Held des Nordens 2010: Mathias Brodkorb aus Rostock

Rostock. Es war ein heißer Sommer, damals 2008 in Rostock. Im belebten Studentenviertel Kröpeliner-Tor-Vorstadt (kurz: KTV) eskalierte die Gewalt. Dort hatten Rechtsextremisten ein Jahr zuvor einen Laden eröffnet. Die Gegner demonstrierten; die Nazis erklärten Rostock zur "Frontstadt". Steine flogen. Es gab Brandanschläge.

Auch Mathias Brodkorb, 1977 in Rostock geboren, wollte gegen den Laden vorgehen. Aber ohne Gewalt und "im rechtsstaatlichen Rahmen", sagt der heute 33-Jährige, der seit 2002 für die SPD im Schweriner Landtag sitzt. In einer Rotweinrunde ersann Brodkorb im Spätsommer 2008 mit einer Handvoll Gleichgesinnter eine verwegene Strategie: Nicht mit der Faust würden sie den rechtsextremistischen Devotionalienhandel plattmachen - sondern über dessen Angebot mit Satire "entspannt und fröhlich aufklären".

Und zwar mit Klamotten, mit einer ganzen Kollektion. Die Nazihändler in der KTV verkauften unter anderem ihre favorisierte Modemarke "Thor Steinar". Brodkorb und seine Mitstreiter jonglierten mit den Buchstaben des Namens, heraus kam "Storch Heinar - die einzig wahre Nazi-Mode". Bald darauf brachten sie die ersten T-Shirts, Anstecker und Taschen, auf denen der Storch mit Scheitel und Hitlerbärtchen posierte, auf den Markt.

Die Thor-Steinar-Firma Mediatex war verärgert. Postwendend versuchte sie, den Satire-Storch gerichtlich verbieten zu lassen. Im Sommer 2010 wies das Nürnberger Landgericht den Kläger in die Schranken. Brodkorb gewann nicht nur den Prozess, sondern sein Storch auch enorm an Bekanntheit, dank der kostenlosen Werbung.

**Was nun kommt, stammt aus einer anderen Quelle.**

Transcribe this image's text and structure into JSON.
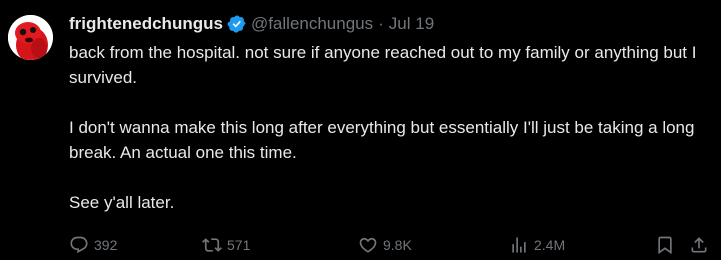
{
  "tweet": {
    "display_name": "frightenedchungus",
    "handle": "@fallenchungus",
    "separator": "·",
    "date": "Jul 19",
    "paragraphs": [
      "back from the hospital. not sure if anyone reached out to my family or anything but I survived.",
      "I don't wanna make this long after everything but essentially I'll just be taking a long break. An actual one this time.",
      "See y'all later."
    ]
  },
  "actions": {
    "reply_count": "392",
    "retweet_count": "571",
    "like_count": "9.8K",
    "view_count": "2.4M"
  },
  "icons": {
    "verified": "verified-badge-icon",
    "reply": "reply-icon",
    "retweet": "retweet-icon",
    "like": "heart-icon",
    "views": "views-icon",
    "bookmark": "bookmark-icon",
    "share": "share-icon"
  },
  "colors": {
    "background": "#000000",
    "text_primary": "#e7e9ea",
    "text_secondary": "#71767b",
    "verified_blue": "#1d9bf0"
  }
}
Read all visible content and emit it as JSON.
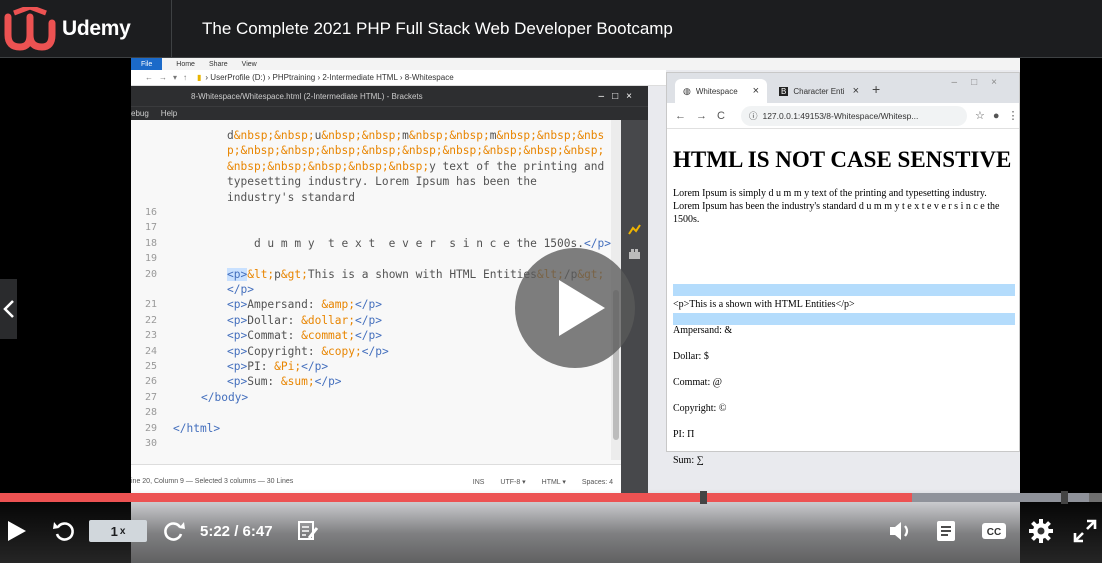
{
  "header": {
    "brand": "Udemy",
    "course_title": "The Complete 2021 PHP Full Stack Web Developer Bootcamp"
  },
  "explorer": {
    "file_tab": "File",
    "menus": [
      "Home",
      "Share",
      "View"
    ],
    "path": "›  UserProfile (D:)  ›  PHPtraining  ›  2-Intermediate HTML  ›  8-Whitespace"
  },
  "brackets": {
    "title": "8-Whitespace/Whitespace.html (2-Intermediate HTML) - Brackets",
    "menus": [
      "ebug",
      "Help"
    ],
    "lines": [
      {
        "n": "",
        "html": "d<span class='ent'>&amp;nbsp;&amp;nbsp;</span>u<span class='ent'>&amp;nbsp;&amp;nbsp;</span>m<span class='ent'>&amp;nbsp;&amp;nbsp;</span>m<span class='ent'>&amp;nbsp;&amp;nbsp;&amp;nbs</span>"
      },
      {
        "n": "",
        "html": "<span class='ent'>p;&amp;nbsp;&amp;nbsp;&amp;nbsp;&amp;nbsp;&amp;nbsp;&amp;nbsp;&amp;nbsp;&amp;nbsp;&amp;nbsp;</span>"
      },
      {
        "n": "",
        "html": "<span class='ent'>&amp;nbsp;&amp;nbsp;&amp;nbsp;&amp;nbsp;&amp;nbsp;</span>y text of the printing and"
      },
      {
        "n": "",
        "html": "typesetting industry. Lorem Ipsum has been the"
      },
      {
        "n": "",
        "html": "industry's standard"
      },
      {
        "n": "16",
        "html": ""
      },
      {
        "n": "17",
        "html": ""
      },
      {
        "n": "18",
        "html": "    d u m m y  t e x t  e v e r  s i n c e the 1500s.<span class='tag'>&lt;/p&gt;</span>"
      },
      {
        "n": "19",
        "html": ""
      },
      {
        "n": "20",
        "html": "<span class='tag sel'>&lt;p&gt;</span><span class='ent'>&amp;lt;</span>p<span class='ent'>&amp;gt;</span>This is a shown with HTML Entities<span class='ent'>&amp;lt;</span>/p<span class='ent'>&amp;gt;</span>"
      },
      {
        "n": "",
        "html": "<span class='tag'>&lt;/p&gt;</span>"
      },
      {
        "n": "21",
        "html": "<span class='tag'>&lt;p&gt;</span>Ampersand: <span class='ent'>&amp;amp;</span><span class='tag'>&lt;/p&gt;</span>"
      },
      {
        "n": "22",
        "html": "<span class='tag'>&lt;p&gt;</span>Dollar: <span class='ent'>&amp;dollar;</span><span class='tag'>&lt;/p&gt;</span>"
      },
      {
        "n": "23",
        "html": "<span class='tag'>&lt;p&gt;</span>Commat: <span class='ent'>&amp;commat;</span><span class='tag'>&lt;/p&gt;</span>"
      },
      {
        "n": "24",
        "html": "<span class='tag'>&lt;p&gt;</span>Copyright: <span class='ent'>&amp;copy;</span><span class='tag'>&lt;/p&gt;</span>"
      },
      {
        "n": "25",
        "html": "<span class='tag'>&lt;p&gt;</span>PI: <span class='ent'>&amp;Pi;</span><span class='tag'>&lt;/p&gt;</span>"
      },
      {
        "n": "26",
        "html": "<span class='tag'>&lt;p&gt;</span>Sum: <span class='ent'>&amp;sum;</span><span class='tag'>&lt;/p&gt;</span>"
      },
      {
        "n": "27",
        "html": "<span class='tag'>&lt;/body&gt;</span>"
      },
      {
        "n": "28",
        "html": ""
      },
      {
        "n": "29",
        "html": "<span class='tag'>&lt;/html&gt;</span>"
      },
      {
        "n": "30",
        "html": ""
      }
    ],
    "status_left": "ine 20, Column 9 — Selected 3 columns — 30 Lines",
    "status_ins": "INS",
    "status_enc": "UTF-8 ▾",
    "status_lang": "HTML ▾",
    "status_spaces": "Spaces: 4"
  },
  "chrome": {
    "tab1": "Whitespace",
    "tab2": "Character Enti",
    "url": "127.0.0.1:49153/8-Whitespace/Whitesp...",
    "heading": "HTML IS NOT CASE SENSTIVE",
    "lorem": "Lorem Ipsum is simply d u m m                y text of the printing and typesetting industry. Lorem Ipsum has been the industry's standard d u m m y t e x t e v e r s i n c e the 1500s.",
    "entity_line": "<p>This is a shown with HTML Entities</p>",
    "ampersand": "Ampersand: &",
    "dollar": "Dollar: $",
    "commat": "Commat: @",
    "copyright": "Copyright: ©",
    "pi": "PI: Π",
    "sum": "Sum: ∑"
  },
  "player": {
    "speed": "1",
    "speed_suffix": "x",
    "time": "5:22 / 6:47",
    "progress_played": 0.828,
    "progress_buffered": 0.988,
    "accent": "#ec5252"
  }
}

Die Satire-Attacke war nicht der erste Streich des studierten Philosophen gegen Rechtsaußen. Als sich vor der letzten Landtagswahl in Mecklenburg-Vorpommern im Jahr 2006 abzeichnete, dass die rechtsextremistische NPD in den Landtag einziehen könnte, war Brodkorb maßgeblich an der Gründung der Initiative "Endstation Rechts" beteiligt. Bis zu 200 Helfer engagierten sich unter diesem Motto gegen die NPD. Den Einzug der Extremisten in den Landtag konnten sie zwar nicht verhindern. Die Initiative machte aber weiter. Aktivisten klären seither in Schulen auf, organisieren Veranstaltungen mit Nazi-Aussteigern. Herzstück ist eine inzwischen mehrfach mit Preisen ausgezeichnete Internetplattform, auf der Brodkorb und seine Mitarbeiter die Aktivitäten der NPD dokumentieren und analysieren.

Das kommende Jahr wird für "Endstation Rechts" und Storch Heinar wieder ein heißes: Im Vorfeld der nächsten Landtagswahl wird Brodkorb seinen Storch ins Rennen schicken. "Als NPD-Gegenkandidat wird er die braunen Lutscher in die Tasche stecken." Er zeigt sich "verhalten optimistisch", dass die NPD tatsächlich kein zweites Mal in den Landtag einziehen wird. Übrigens: Den Laden in Rostock haben die Nazis inzwischen aufgegeben.